El aire de las dos plantas es monacal: camas francas de madera de caoba reciclada protegidas con barniz mezclado con un par de goticas de sangre, según el novelista. Sábanas blancas, mesitas sin pretensiones, ventanales en arcos que se sellan con portezuelas y trancas de madera antes de irse a dormir. Carlos convirtió un chiquero en un hogar “para que Fernando venga más seguido”. Al lado de la cama sencilla de colchón duro hay un escritorio con una lamparita art déco en la que aspira a escribir “el último libro”.
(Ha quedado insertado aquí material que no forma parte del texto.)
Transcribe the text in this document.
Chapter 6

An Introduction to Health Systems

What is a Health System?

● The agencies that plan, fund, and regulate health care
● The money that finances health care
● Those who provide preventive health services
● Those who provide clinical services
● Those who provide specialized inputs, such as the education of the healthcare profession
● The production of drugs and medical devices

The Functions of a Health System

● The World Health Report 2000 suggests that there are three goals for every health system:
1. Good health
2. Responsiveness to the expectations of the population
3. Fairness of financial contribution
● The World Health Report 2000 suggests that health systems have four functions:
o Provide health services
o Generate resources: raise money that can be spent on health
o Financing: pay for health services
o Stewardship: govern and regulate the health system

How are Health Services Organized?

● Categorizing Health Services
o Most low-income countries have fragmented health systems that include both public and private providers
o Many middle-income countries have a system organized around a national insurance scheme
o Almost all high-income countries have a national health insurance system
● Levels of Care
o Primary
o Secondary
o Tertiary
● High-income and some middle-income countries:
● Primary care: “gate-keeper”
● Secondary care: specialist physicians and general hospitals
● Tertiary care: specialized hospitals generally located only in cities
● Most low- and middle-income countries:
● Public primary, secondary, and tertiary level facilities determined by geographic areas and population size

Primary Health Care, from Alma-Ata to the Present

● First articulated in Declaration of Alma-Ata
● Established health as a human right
No llegó con un gran trasteo, sino con un par de maletas viejas, un par de mudas y con tres despertadores chinos “tan malos que al menos uno suena”. “¿Cómo la vas a decorar?”, le preguntaron sus familiares. Y con ironía sacó unos rollos de papel de una de las maletas. Eran cromos que compró a un dólar en una calle detrás de la catedral metropolitana de Ciudad de México, en los tenderetes que desembocan en el gran Zócalo, muy cerca del primer inquilinato en el que vivió en México hace casi cuatro décadas.
En el recibidor, junto al contraportón que reparó uno de los últimos ebanistas de la ciudad, colgó una imagen de San Francisco de Asís. Apenas se entra, a la izquierda está Jesucristo en el huerto de los olivos. Arriba hay otro Sagrado Corazón. “Si esto no me protege, entonces qué”. ¿Será cierto lo del libro, que decidió terminar su vida dando el sermón de Casablanca a quien pase por el frente y postulándose como el pontífice que sucederá al “carepapa” de Francisco? ¿Habrá lugar para la virgen de los sicarios? ¿Y para La puta de Babilonia? Vallejo no responde. Mira los cuadros como si fueran obras de arte. “Son bonitos”, dice el que se llamaría el papa “Luzbel, a secas”.
“Hora de un tinto”, dice el anfitrión. Vamos a la cocina, austera como lo demás. Con una neverita en la que no hay casi nada: un frasco de aceitunas verdes y una calcomanía que dice: “No comer carne es dejar vivir a los animales”. Sirve el café con galletas. Las destapa como el niño que descubre un tesoro: “las sultanas de mi niñez”.
Cuando pongo el plato en la mesa para doce, reparo en que el mantel en forma de cruz es una diamantina sacerdotal, color púrpura y oro, en seda bordada. Se la obsequió un amigo de la Iglesia católica, un lector juicioso de sus obras. “Los que no me conocen me critican como si fuera un extraño hablando de esos temas, pero yo hablo desde adentro, desde que los curas salesianos me educaron de niño”.
Suena el reloj de pared: ¡Tan! ¡Tan! ¡Tan! El dueño se para y se acerca a oír las campanadas. Es su melodía preferida cada media hora, porque era el derrotero de Santa Anita. Carlos lo había conservado y se lo regaló sabiendo que iba a ser el alma de Casablanca la bella.
Suena un teléfono. No sabemos de quién es. En esta casa no hay teléfono, ni televisión, ni radio. Vallejo agarra su chaqueta gris y esculca en los bolsillos sosteniéndola entre los dientes. Es su celular, el primero que usa. Una “flecha” que compró a regañadientes para que su familia lo pueda localizar.
Va a regar las matas de los dos patios. En cada uno hay un borrachero. Ya florecieron y el nómada que ha probado de todo acerca la nariz a las grandes flores amarillas. Revisa las mallas pegadas al muro con las que tejerá enredaderas. Hay cafeto, papayos, limón, maracuyá, plátano, anturios, helechos.
No hay más que hacer aquí. Salimos en busca de almuerzo vegetariano. Deja la casa bajo siete llaves, como en la novela. “Cualquier precaución es poca en un país donde reina el hampa. Aquí cualquier día me matan saliendo o entrando”. En la noche, aparte de las campanadas del reloj de la abuela, se duerme oyendo el eco de las balaceras que baja de las comunas.